Nevertheless, he admits that there could be a slowdown in demand for its hygiene-related products should the pandemic end. By then, this would be offset by an increase in demand for its air care products.
“I think it will be a new norm for people to wash or sanitise their hands more, going forward, compared with pre-Covid-19. The hygiene-related division might see a slowdown in demand but I believe demand for air care products will increase. Our products complement each other,” says Lim.
With the growth surge due to the pandemic, Lim notes that RGT is “just lucky to be in this line” at this time.
“We can’t predict what is going to happen. What we can do is put our focus on what we do best. So, when the pandemic happened, it was to our advantage. Sometimes, you can’t be smart about it. Covid-19 has helped us to speed up our timing in terms of growth,” says Lim.
For its fourth financial quarter ended June 30, 2020, RGT reported a 38% year-on-year increase in revenue to RM26.33 million, while net profit rose 36.5% y-o-y to RM2.14 million.
As at June 30, the company’s cash pile stood at RM28.54 million.

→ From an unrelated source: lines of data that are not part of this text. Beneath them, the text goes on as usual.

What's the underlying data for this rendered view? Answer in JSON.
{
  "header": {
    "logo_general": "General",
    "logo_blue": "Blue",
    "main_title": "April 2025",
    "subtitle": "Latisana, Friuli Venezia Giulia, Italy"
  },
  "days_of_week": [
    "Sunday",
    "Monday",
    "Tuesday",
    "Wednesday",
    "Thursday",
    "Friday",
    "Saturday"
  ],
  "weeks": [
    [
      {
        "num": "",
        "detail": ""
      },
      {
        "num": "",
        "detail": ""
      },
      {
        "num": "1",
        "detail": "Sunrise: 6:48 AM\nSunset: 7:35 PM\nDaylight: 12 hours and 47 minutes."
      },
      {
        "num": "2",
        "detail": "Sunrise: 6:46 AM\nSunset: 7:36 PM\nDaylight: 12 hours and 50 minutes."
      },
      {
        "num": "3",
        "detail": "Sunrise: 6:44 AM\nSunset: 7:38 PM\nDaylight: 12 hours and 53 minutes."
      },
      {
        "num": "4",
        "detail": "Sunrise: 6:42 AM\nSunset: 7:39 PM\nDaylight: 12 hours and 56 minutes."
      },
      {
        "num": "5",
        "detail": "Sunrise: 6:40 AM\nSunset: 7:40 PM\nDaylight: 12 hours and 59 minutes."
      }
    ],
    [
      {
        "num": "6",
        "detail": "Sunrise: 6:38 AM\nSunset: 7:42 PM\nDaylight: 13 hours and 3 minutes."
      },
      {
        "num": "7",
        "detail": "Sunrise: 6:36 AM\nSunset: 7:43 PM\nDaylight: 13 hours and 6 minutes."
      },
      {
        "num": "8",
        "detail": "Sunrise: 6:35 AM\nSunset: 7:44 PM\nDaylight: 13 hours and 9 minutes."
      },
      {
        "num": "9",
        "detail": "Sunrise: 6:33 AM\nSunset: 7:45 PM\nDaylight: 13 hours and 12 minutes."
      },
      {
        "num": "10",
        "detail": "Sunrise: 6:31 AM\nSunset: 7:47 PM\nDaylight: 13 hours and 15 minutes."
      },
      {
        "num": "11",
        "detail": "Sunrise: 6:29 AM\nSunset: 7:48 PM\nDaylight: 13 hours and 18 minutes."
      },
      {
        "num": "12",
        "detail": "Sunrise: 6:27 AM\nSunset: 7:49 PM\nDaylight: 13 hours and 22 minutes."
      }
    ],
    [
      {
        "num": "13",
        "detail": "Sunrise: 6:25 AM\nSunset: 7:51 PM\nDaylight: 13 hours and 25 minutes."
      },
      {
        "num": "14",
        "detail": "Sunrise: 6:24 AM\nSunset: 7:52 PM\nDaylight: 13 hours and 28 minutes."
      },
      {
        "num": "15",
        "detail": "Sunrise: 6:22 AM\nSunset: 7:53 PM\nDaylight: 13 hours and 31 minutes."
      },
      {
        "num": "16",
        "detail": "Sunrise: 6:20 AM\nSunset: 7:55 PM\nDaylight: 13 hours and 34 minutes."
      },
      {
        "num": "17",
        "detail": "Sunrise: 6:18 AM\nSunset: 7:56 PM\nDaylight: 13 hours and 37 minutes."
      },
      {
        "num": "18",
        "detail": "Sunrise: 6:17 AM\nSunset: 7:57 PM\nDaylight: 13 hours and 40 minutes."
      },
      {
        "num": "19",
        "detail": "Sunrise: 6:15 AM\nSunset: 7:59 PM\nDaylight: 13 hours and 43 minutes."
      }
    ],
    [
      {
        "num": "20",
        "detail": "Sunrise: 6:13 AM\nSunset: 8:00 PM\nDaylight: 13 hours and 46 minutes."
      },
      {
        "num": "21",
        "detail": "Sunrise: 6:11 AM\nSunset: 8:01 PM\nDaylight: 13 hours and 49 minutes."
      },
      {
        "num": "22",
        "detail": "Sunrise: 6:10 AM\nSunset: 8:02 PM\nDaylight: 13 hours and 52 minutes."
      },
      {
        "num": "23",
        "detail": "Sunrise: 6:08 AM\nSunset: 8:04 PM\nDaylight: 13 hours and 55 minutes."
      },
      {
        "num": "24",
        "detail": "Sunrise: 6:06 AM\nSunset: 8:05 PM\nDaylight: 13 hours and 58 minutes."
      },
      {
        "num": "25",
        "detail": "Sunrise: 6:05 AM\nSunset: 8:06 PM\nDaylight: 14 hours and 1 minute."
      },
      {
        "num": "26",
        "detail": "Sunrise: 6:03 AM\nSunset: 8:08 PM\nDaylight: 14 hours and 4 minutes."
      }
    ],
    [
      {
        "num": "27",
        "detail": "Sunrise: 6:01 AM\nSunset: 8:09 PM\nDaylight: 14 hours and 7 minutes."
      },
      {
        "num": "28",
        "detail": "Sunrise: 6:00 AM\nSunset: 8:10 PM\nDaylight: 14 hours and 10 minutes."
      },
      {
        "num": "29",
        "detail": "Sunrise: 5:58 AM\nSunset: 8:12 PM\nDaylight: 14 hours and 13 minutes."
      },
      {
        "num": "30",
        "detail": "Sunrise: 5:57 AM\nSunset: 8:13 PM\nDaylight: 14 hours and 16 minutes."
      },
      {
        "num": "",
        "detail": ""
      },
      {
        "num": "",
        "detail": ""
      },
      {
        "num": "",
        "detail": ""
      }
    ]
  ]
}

For the full FY2020, RGT reported a weaker revenue of RM77.49 million, down 18% from RM94.52 million in the previous year. Its net profit was also down 18% to RM4.97 million from RM6.09 million in FY2019.
The decline was attributed to slower air care sales to the automotive sector in the US while its net profit was also affected by one-off and additional expenses incurred during the Movement Control Order period.
Since the start of the year, RGT’s share price has gained 177%. Last Thursday, its share price closed at 50 sen, giving the company a market capitalisation of RM291.49 million.